Case Presentation: A 58-year-old Nigerian American man with a history of pancreatic neuroendocrine tumor with metastases to the liver and spleen, developed large volume hematemesis while traveling in Nigeria, requiring stabilization at a local hospital. He received 13 units of blood and an upper endoscopy revealed gastric varices. Two weeks later, he presented to our academic medical center for further management. Imaging showed a pancreatic mass invading the spleen resulting in splenomegaly and splenic varices. He underwent particle embolization of splenic masses by Interventional Radiology (IR) in efforts to relieve the pressure in the varices. Despite this initial approach, splenic embolization was ultimately required, followed by coiling and gluing of the gastric varices via upper endoscopy. Following the first IR procedure, he developed fevers. Considering his recent travel, a broad workup was sent including testing for malaria, chikungunya, dengue fever and Zika virus, and was unrevealing. Fevers were thought to be related to post-embolization syndrome and eventually resolved, but then returned with associated myalgias after receiving post-splenectomy vaccines. Repeat infectious workup was unremarkable and it was suspected that post-embolization syndrome and recent vaccines were the sources of his ongoing fevers. However, he continued to have sporadic high-grade fevers and was started on empiric antibiotics. Due to continued intermittent fevers, rapid malaria antigen and blood parasites were repeated and returned positive for Plasmodium falciparum. Parasitemia percentage was less than one. He had no evidence of any systemic manifestations. He was treated with artemether-lumefantrine (coartem) with resolution of his fevers.

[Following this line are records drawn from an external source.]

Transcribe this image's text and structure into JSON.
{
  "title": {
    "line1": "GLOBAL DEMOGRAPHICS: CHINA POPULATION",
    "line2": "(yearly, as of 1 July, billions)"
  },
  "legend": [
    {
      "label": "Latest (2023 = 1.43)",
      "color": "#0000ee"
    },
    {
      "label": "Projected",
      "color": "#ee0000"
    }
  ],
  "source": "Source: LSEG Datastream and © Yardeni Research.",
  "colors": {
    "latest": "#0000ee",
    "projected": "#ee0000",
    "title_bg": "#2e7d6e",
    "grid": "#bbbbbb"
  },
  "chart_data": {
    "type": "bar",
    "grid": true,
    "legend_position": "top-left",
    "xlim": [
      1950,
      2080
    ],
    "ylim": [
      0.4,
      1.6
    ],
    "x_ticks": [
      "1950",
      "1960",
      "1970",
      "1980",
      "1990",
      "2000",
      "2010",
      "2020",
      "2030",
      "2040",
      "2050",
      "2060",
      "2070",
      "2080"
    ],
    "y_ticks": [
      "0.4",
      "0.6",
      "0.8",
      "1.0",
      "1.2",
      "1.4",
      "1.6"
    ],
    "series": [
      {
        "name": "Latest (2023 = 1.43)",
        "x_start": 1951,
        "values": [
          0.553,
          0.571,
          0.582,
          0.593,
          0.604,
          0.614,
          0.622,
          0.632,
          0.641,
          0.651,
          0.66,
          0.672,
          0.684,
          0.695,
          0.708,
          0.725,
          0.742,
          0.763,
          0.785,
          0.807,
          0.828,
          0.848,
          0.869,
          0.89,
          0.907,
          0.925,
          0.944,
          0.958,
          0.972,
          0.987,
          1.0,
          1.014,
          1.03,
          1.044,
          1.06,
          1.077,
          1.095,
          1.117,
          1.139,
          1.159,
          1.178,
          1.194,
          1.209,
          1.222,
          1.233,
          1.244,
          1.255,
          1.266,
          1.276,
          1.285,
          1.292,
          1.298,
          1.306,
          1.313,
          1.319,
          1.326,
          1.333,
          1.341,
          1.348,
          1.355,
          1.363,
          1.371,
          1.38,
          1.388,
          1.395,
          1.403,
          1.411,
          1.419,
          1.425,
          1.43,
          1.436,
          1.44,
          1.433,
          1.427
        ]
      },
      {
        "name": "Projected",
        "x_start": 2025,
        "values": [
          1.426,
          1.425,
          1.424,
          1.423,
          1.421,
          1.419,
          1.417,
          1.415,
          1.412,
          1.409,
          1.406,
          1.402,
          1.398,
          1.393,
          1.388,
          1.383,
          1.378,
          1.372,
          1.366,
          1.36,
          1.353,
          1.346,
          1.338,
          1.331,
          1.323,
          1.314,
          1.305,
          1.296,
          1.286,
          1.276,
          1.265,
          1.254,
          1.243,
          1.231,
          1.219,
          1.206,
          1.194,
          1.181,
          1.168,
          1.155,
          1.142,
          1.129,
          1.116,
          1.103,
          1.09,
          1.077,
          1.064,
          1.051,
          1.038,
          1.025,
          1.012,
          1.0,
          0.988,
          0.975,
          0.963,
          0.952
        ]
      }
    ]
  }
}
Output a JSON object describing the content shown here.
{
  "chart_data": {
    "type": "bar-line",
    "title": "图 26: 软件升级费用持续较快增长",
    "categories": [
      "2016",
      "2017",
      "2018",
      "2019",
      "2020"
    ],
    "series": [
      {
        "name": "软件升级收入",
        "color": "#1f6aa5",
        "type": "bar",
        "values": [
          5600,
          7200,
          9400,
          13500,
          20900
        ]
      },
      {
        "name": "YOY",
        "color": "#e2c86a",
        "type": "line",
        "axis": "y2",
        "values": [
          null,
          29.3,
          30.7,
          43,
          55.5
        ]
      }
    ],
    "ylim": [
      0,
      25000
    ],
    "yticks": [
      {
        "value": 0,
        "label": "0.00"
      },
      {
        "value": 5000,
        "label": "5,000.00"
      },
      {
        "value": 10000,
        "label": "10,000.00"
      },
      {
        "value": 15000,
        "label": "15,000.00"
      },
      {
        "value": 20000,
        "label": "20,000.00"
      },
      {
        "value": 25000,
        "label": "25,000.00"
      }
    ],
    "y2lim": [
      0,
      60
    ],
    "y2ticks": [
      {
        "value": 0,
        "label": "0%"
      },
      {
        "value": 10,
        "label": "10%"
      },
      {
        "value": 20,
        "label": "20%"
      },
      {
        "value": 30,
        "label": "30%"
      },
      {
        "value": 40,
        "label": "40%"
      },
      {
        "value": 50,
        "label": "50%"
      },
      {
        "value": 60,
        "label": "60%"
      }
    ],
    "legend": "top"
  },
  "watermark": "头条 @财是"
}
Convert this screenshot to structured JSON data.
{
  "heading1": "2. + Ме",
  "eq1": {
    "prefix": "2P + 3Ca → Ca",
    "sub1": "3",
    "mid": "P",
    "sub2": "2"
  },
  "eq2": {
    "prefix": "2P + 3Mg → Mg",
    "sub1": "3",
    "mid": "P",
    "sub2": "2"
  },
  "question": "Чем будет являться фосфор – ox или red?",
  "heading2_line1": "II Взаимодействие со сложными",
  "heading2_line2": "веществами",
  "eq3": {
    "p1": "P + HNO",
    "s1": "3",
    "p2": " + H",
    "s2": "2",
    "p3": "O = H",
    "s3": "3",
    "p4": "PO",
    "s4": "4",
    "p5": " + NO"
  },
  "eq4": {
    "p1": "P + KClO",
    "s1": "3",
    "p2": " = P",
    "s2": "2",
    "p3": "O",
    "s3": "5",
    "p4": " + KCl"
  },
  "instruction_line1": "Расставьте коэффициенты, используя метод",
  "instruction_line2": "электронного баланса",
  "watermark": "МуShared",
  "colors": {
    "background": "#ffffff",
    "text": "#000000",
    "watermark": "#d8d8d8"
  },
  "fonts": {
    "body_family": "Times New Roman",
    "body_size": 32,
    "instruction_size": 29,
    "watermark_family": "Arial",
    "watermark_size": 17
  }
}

Discussion: Malaria should be suspected in the setting of fever and related epidemiologic exposure. The incubation period for P. falciparum infection can range from 7 to 30 days but is typically 12 to 14 days. The clinical features of malaria are nonspecific and overlap with those of other febrile illnesses. Malaria is characterized by paroxysms of fever, as seen in our case report. The fever is due to the release of inflammatory cytokines and the pattern of intermittent, short bursts, corresponds to the rupture of infected red blood cells, which is unique to each species of Plasmodium. The time between fever paroxysms for other Plasmodium species are 24, 48, or 72 hours, whereas for P. falciparum, the time between can be variable. The CDC recommends blood smears in nonimmune individuals be repeated every 12 to 24 hours for three evaluations before ruling out malaria. In our case report, initial malaria rapid antigen and blood smear were negative and may be explained by early infection and low parasitemia at the time of testing. Cognitive limitations and biases played a role in our case. Our case highlights the importance of re-visiting diagnoses that were once thought to be ruled out and identifying when repeat testing is appropriate. Lastly, it is critical to continuously re-frame clinical information. Our patient had a long, complex hospital stay complicated by many factors, and by simplifying the clinical case back to reflecting on the differential for fever in a returning traveler, helped our team achieve the correct diagnosis.
Conclusions: When caring for a patient who continues to fever after traveling to an endemic region, it is essential to keep the differential broad, as some diagnoses such as malaria may require re-testing to reveal the correct diagnosis.